A very strong quarterly performance
Here’s a quick breakdown of eight of the most notable statistics from Canadian Natural’s three-month period ended on June 30, 2017, compared with the same period in 2016:
|Metric||Q2 2017||Q2 2016|
|Product sales||$3.93 billion||$2.69 billion|
|Adjusted net earnings (loss) from operations||$332 million||($210 million)|
|Adjusted earnings (loss) per share (EPS)||$0.29||($0.19)|
|Funds flow from operations (FFO)||$1.73 billion||$938 million|
|FFO per basic share||$1.50||$0.85|
|Natural gas production (million cubic feet per day)||1,656||1,689|
|Crude oil and NGLs production (barrels per day)||637,127||502,410|
|Barrels of oil-equivalent production per day||913,171||783,988|
What should you do with Canadian Natural today?
It was a fantastic quarter overall for Canadian Natural compared with the year-ago period, as it was able to grow its sales and reduce expenses to get back to profitability. The second quarter also capped off a great first half of the year for the company, in which its product sales increased 57.6% year over year to $7.8 billion, its FFO increased 104.8% year over year to $2.97 per basic share, and its adjusted net earnings came in at $609 million compared with an adjusted net loss of $753 million in the year-ago period.

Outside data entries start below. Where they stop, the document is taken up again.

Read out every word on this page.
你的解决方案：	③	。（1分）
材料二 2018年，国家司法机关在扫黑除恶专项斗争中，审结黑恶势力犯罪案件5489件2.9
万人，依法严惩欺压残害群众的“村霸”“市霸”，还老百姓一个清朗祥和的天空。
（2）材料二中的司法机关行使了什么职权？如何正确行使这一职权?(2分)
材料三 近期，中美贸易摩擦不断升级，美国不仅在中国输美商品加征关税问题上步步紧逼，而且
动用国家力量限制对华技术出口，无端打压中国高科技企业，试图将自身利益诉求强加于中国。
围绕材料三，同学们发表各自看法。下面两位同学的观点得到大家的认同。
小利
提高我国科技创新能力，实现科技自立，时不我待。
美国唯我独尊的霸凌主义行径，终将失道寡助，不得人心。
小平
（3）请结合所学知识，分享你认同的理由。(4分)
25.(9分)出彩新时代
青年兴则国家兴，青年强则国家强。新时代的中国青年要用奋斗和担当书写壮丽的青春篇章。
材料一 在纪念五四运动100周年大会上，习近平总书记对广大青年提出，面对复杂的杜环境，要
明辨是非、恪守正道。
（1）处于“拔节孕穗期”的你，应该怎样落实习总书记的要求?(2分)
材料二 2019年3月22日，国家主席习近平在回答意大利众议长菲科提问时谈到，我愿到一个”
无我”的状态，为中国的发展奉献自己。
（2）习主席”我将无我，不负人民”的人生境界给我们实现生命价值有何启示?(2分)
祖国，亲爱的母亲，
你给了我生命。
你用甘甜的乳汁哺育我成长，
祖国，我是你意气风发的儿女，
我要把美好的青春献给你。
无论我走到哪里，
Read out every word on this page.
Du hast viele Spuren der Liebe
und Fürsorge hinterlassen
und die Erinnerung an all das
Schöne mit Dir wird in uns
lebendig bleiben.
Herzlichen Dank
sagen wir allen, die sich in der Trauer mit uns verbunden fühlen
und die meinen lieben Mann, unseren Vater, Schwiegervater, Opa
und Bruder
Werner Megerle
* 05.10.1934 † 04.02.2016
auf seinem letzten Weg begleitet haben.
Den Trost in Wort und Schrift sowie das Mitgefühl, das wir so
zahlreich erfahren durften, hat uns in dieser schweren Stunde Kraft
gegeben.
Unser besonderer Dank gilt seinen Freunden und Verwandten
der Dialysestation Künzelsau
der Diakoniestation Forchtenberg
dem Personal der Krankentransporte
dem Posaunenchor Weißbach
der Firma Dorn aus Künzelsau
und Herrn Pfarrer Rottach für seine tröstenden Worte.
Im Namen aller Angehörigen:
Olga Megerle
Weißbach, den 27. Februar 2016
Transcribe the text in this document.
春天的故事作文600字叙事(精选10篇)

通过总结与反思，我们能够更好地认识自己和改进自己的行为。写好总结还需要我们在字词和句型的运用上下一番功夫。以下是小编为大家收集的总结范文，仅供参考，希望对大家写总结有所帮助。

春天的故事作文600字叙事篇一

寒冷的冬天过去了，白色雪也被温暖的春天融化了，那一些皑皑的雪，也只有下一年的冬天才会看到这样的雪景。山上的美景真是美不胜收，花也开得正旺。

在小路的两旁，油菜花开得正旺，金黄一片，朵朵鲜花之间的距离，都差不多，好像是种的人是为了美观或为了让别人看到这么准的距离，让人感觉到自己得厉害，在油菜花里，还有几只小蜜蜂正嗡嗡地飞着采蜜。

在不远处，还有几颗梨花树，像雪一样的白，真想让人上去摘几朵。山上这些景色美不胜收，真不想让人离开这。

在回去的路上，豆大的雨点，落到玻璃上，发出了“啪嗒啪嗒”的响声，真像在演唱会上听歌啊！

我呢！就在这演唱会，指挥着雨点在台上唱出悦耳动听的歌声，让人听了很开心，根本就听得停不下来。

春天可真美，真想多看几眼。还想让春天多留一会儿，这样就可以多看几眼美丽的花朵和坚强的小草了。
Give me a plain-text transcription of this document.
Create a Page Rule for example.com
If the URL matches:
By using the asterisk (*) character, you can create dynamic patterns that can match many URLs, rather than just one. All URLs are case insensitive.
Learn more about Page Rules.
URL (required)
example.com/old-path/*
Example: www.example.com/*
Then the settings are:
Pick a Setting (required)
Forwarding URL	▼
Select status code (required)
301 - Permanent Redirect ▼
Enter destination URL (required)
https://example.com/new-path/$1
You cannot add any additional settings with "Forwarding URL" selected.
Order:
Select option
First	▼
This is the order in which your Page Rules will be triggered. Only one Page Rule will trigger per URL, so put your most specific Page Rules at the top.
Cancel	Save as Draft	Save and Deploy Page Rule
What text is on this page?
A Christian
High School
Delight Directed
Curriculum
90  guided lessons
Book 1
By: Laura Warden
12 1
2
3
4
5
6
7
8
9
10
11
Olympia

With its very strong financial performance in mind, I think the market has reacted correctly by sending its stock higher, and I think it could continue higher from here, because energy investors will continue to pay up for a company that can achieve such great profitability in today’s low commodity price environment.
In addition, Canadian Natural has a great dividend, which I think will be another driving force behind investors piling into the stock. It currently pays a quarterly dividend of $0.275 per share, equal to $1.10 per share annually, which gives it a 2.8% yield. The company has also raised its annual dividend payment for 16 consecutive years, and its 10% hike in March has it on pace for 2017 to mark the 17th consecutive year with an increase, making it one of the best dividend-growth stocks in the industry.
With all of the information provided above in mind, I think all Foolish investors seeking exposure to the oil and gas industry should consider initiating positions in Canadian Natural Resources today.
This small-cap stock is “Hidden in Plain Sight!” It’s flying under the radar and is being touted as a “royalty collector” by several of our top Canadian analysts.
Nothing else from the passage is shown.